'Nuff said. Credit: Tacoma Public Library.
In Seattle, a city where most people come from somewhere else, origin stories make for reliable cocktail chatter. The California expats have it easy. Everyone’s been to the Golden State, and most people have at least one charming anecdote about excursions to Golden Gate or the Walk of Fame. Likewise, the émigrés from small town America. Everyone loves a good fish-out-of-water story.
But if you’re from a place like Tacoma, which falls somewhere between destination and corn-fed Heartland crossroads, things can get downright sociological. No one has a Tacoma vacation story, and no one really believes Seattle is that big a culture shock for a City of Destiny native. So Tacoma natives get bigger, deeper questions: What is it like to grow up in Tacoma? How does Tacoma see itself? What does Tacoma aspire to be?
Heady stuff for a cocktail party.
I’d like to think I’m qualified to answer. I was weaned on MSM Deli sandwiches and Neko Case albums, and have fallen into Commencement Bay on no fewer than two occasions. Tacoma is a place of totemic comfort for me: I know the city blocks, and notice when they change. I feel a little wistful when a small business closes, even if it’s one I didn’t like. I have an extensive history with Tacoma’s politics and civic life. Tacoma is a place I love and I think about it often.

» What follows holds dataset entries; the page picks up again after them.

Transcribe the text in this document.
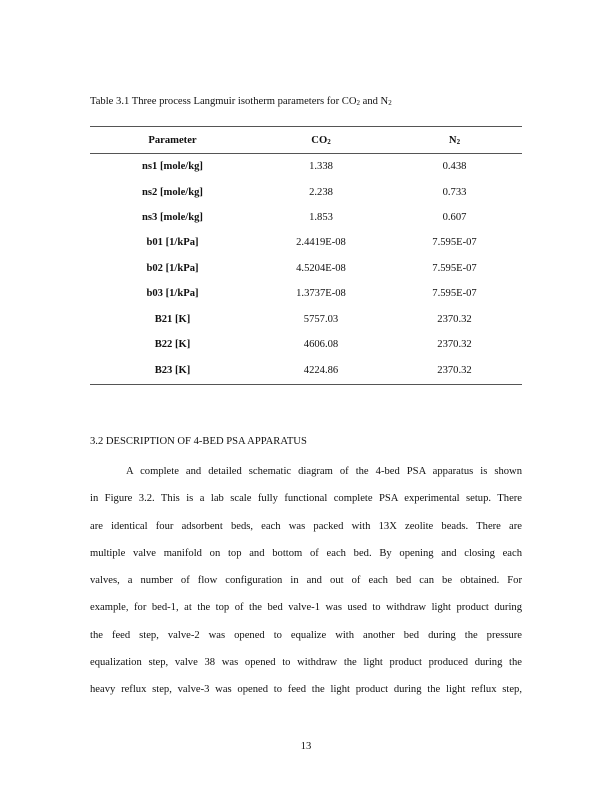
Table 3.1 Three process Langmuir isotherm parameters for $CO_2$ and $N_2$
Parameter	$CO_2$	$N_2$
ns1 [mole/kg]	1.338	0.438
ns2 [mole/kg]	2.238	0.733
ns3 [mole/kg]	1.853	0.607
b01 [1/kPa]	2.4419E-08	7.595E-07
b02 [1/kPa]	4.5204E-08	7.595E-07
b03 [1/kPa]	1.3737E-08	7.595E-07
B21 [K]	5757.03	2370.32
B22 [K]	4606.08	2370.32
B23 [K]	4224.86	2370.32
3.2 DESCRIPTION OF 4-BED PSA APPARATUS

A complete and detailed schematic diagram of the 4-bed PSA apparatus is shown
in Figure 3.2. This is a lab scale fully functional complete PSA experimental setup. There
are identical four adsorbent beds, each was packed with 13X zeolite beads. There are
multiple valve manifold on top and bottom of each bed. By opening and closing each
valves, a number of flow configuration in and out of each bed can be obtained. For
example, for bed-1, at the top of the bed valve-1 was used to withdraw light product during
the feed step, valve-2 was opened to equalize with another bed during the pressure
equalization step, valve 38 was opened to withdraw the light product produced during the
heavy reflux step, valve-3 was opened to feed the light product during the light reflux step,

13
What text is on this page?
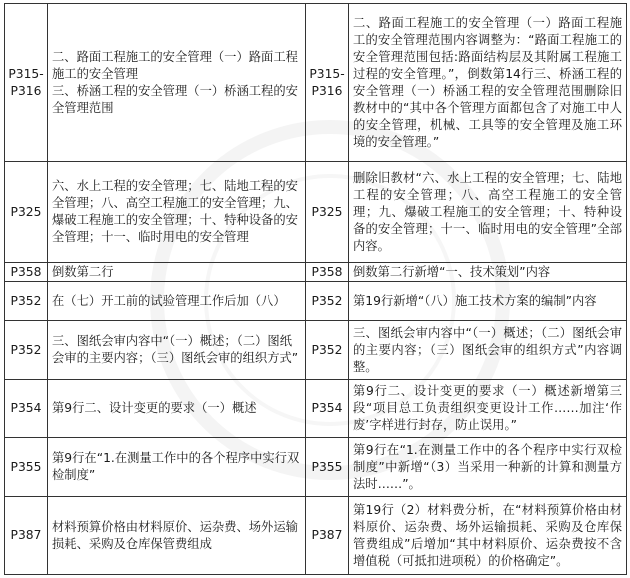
P315-P316	二、路面工程施工的安全管理（一）路面工程施工的安全管理
三、桥涵工程的安全管理（一）桥涵工程的安全管理范围	P315-P316	二、路面工程施工的安全管理（一）路面工程施工的安全管理范围内容调整为：“路面工程施工的安全管理范围包括:路面结构层及其附属工程施工过程的安全管理。”，倒数第14行三、桥涵工程的安全管理（一）桥涵工程的安全管理范围删除旧教材中的“其中各个管理方面都包含了对施工中人的安全管理，机械、工具等的安全管理及施工环境的安全管理。”
P325	六、水上工程的安全管理；七、陆地工程的安全管理；八、高空工程施工的安全管理；九、爆破工程施工的安全管理；十、特种设备的安全管理；十一、临时用电的安全管理	P325	删除旧教材“六、水上工程的安全管理；七、陆地工程的安全管理；八、高空工程施工的安全管理；九、爆破工程施工的安全管理；十、特种设备的安全管理；十一、临时用电的安全管理”全部内容。
P358	倒数第二行	P358	倒数第二行新增“一、技术策划”内容
P352	在（七）开工前的试验管理工作后加（八）	P352	第19行新增“（八）施工技术方案的编制”内容
P352	三、图纸会审内容中“（一）概述；（二）图纸会审的主要内容；（三）图纸会审的组织方式”	P352	三、图纸会审内容中“（一）概述；（二）图纸会审的主要内容；（三）图纸会审的组织方式”内容调整。
P354	第9行二、设计变更的要求（一）概述	P354	第9行二、设计变更的要求（一）概述新增第三段“项目总工负责组织变更设计工作……加注‘作废’字样进行封存，防止误用。”
P355	第9行在“1.在测量工作中的各个程序中实行双检制度”	P355	第9行在“1.在测量工作中的各个程序中实行双检制度”中新增“（3）当采用一种新的计算和测量方法时……”。
P387	材料预算价格由材料原价、运杂费、场外运输损耗、采购及仓库保管费组成	P387	第19行（2）材料费分析，在“材料预算价格由材料原价、运杂费、场外运输损耗、采购及仓库保管费组成”后增加“其中材料原价、运杂费按不含增值税（可抵扣进项税）的价格确定”。
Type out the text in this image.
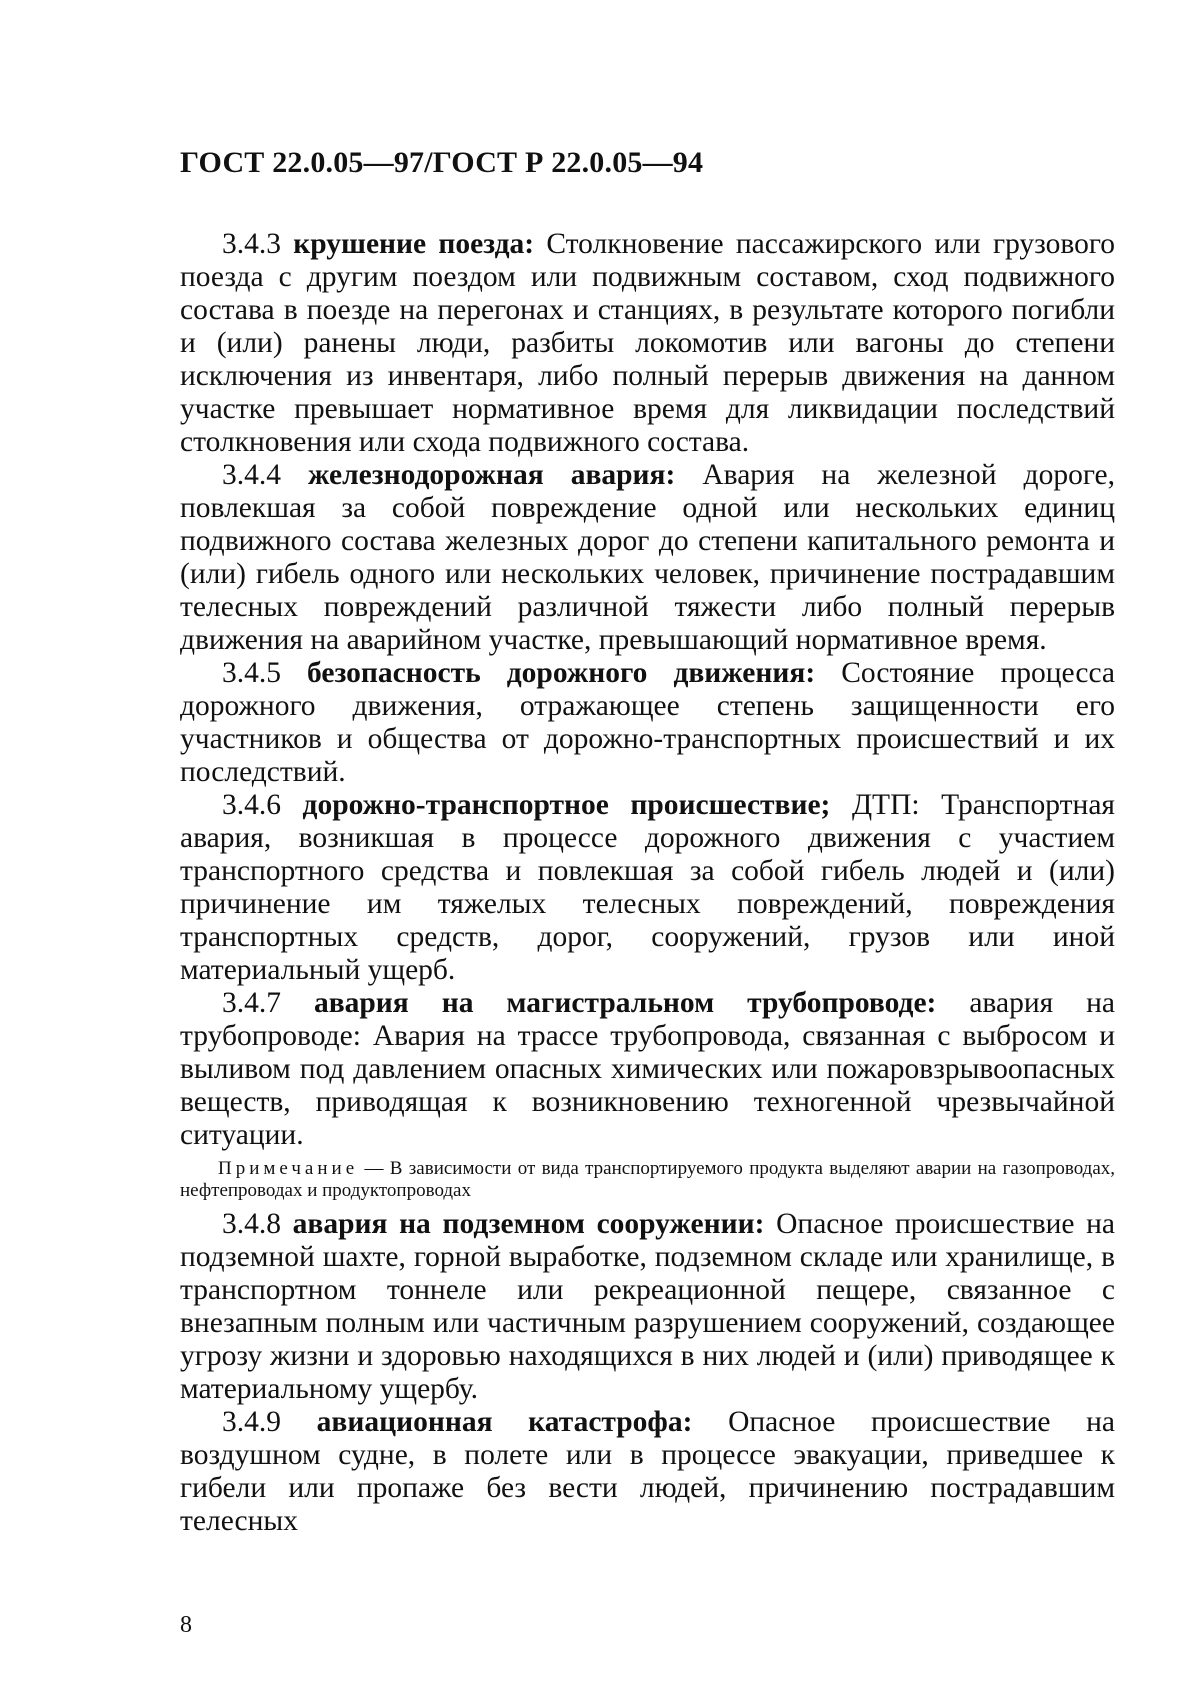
ГОСТ 22.0.05—97/ГОСТ Р 22.0.05—94

3.4.3 крушение поезда: Столкновение пассажирского или грузового поезда с другим поездом или подвижным составом, сход подвижного состава в поезде на перегонах и станциях, в результате которого погибли и (или) ранены люди, разбиты локомотив или вагоны до степени исключения из инвентаря, либо полный перерыв движения на данном участке превышает нормативное время для ликвидации последствий столкновения или схода подвижного состава.

3.4.4 железнодорожная авария: Авария на железной дороге, повлекшая за собой повреждение одной или нескольких единиц подвижного состава железных дорог до степени капитального ремонта и (или) гибель одного или нескольких человек, причинение пострадавшим телесных повреждений различной тяжести либо полный перерыв движения на аварийном участке, превышающий нормативное время.

3.4.5 безопасность дорожного движения: Состояние процесса дорожного движения, отражающее степень защищенности его участников и общества от дорожно-транспортных происшествий и их последствий.

3.4.6 дорожно-транспортное происшествие; ДТП: Транспортная авария, возникшая в процессе дорожного движения с участием транспортного средства и повлекшая за собой гибель людей и (или) причинение им тяжелых телесных повреждений, повреждения транспортных средств, дорог, сооружений, грузов или иной материальный ущерб.

3.4.7 авария на магистральном трубопроводе: авария на трубопроводе: Авария на трассе трубопровода, связанная с выбросом и выливом под давлением опасных химических или пожаровзрывоопасных веществ, приводящая к возникновению техногенной чрезвычайной ситуации.

Примечание — В зависимости от вида транспортируемого продукта выделяют аварии на газопроводах, нефтепроводах и продуктопроводах

3.4.8 авария на подземном сооружении: Опасное происшествие на подземной шахте, горной выработке, подземном складе или хранилище, в транспортном тоннеле или рекреационной пещере, связанное с внезапным полным или частичным разрушением сооружений, создающее угрозу жизни и здоровью находящихся в них людей и (или) приводящее к материальному ущербу.

3.4.9 авиационная катастрофа: Опасное происшествие на воздушном судне, в полете или в процессе эвакуации, приведшее к гибели или пропаже без вести людей, причинению пострадавшим телесных

8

Here are five things you should know about the singular culture and politics of my hometown, and why I believe that Tacoma, despite all the jokes and put downs, is a very compelling place:
- Tacoma is a divided city
I was raised in the North End, which gives me a very specific “Tacoma experience” that is far from universal. Tacoma’s reputation as a scrappy port city has legitimacy. The Port of Tacoma and Joint Base Lewis McChord are critical economic forces, and major sources of blue-collar employment. North of Sixth Avenue – the recently rejuvenated nightlife and small business core – Tacoma is a very different place.
North Enders are largely white-collar, a mix of industrial managers, attorneys, engineers and college professors from the neighboring University of Puget Sound. The North End isn’t necessarily rich, but it wouldn’t be one bit out of place in Seattle. The story is similar in the West End of town, out toward the Narrows Bridge, and also in Northeast Tacoma, a bluffside view neighborhood adjacent to Federal Way.
When you move south of Sixth Avenue, where the easy majority of Tacomans reside, life suddenly becomes much different. This is where the working-class folks make their homes – the service industry workers, crane operators and longshoremen. That is, if they live in the city. Poverty rates in this part of town are 60 percent above the state average; unemployment rates are 40 percent above.
On average, Tacomans south of South 19th Street live on less than half as much as North Enders. (See the map below. Source: American Community Survey, 2006-2010.)
The average North Ender subsists on $40,022 a year, a per-capita income comparable to well-off cities like Seattle. Average income for residents of the suburban West End, Northeast Tacoma and the condo-dwellers of Downtown are comparable. Move south, though, and incomes fall by half. The Hilltop, once a predominantly black, working-class neighborhood, has recently undergone considerable gentrification. But despite the craft cocktail shops and hipster bars, per-capita income there is under $16,000, less than 50 percent above the federal poverty line for an individual.
In Seattle terms, the difference between North Tacoma and the South End is roughly the difference between Ballard and the Rainier Valley. Incomes on the Hilltop are so low that there’s not really even a Seattle analogue. It’s a stark divide, and one that underscores a truth about life in the Gritty City: The level of “grit” varies a hell of a lot depending on your address.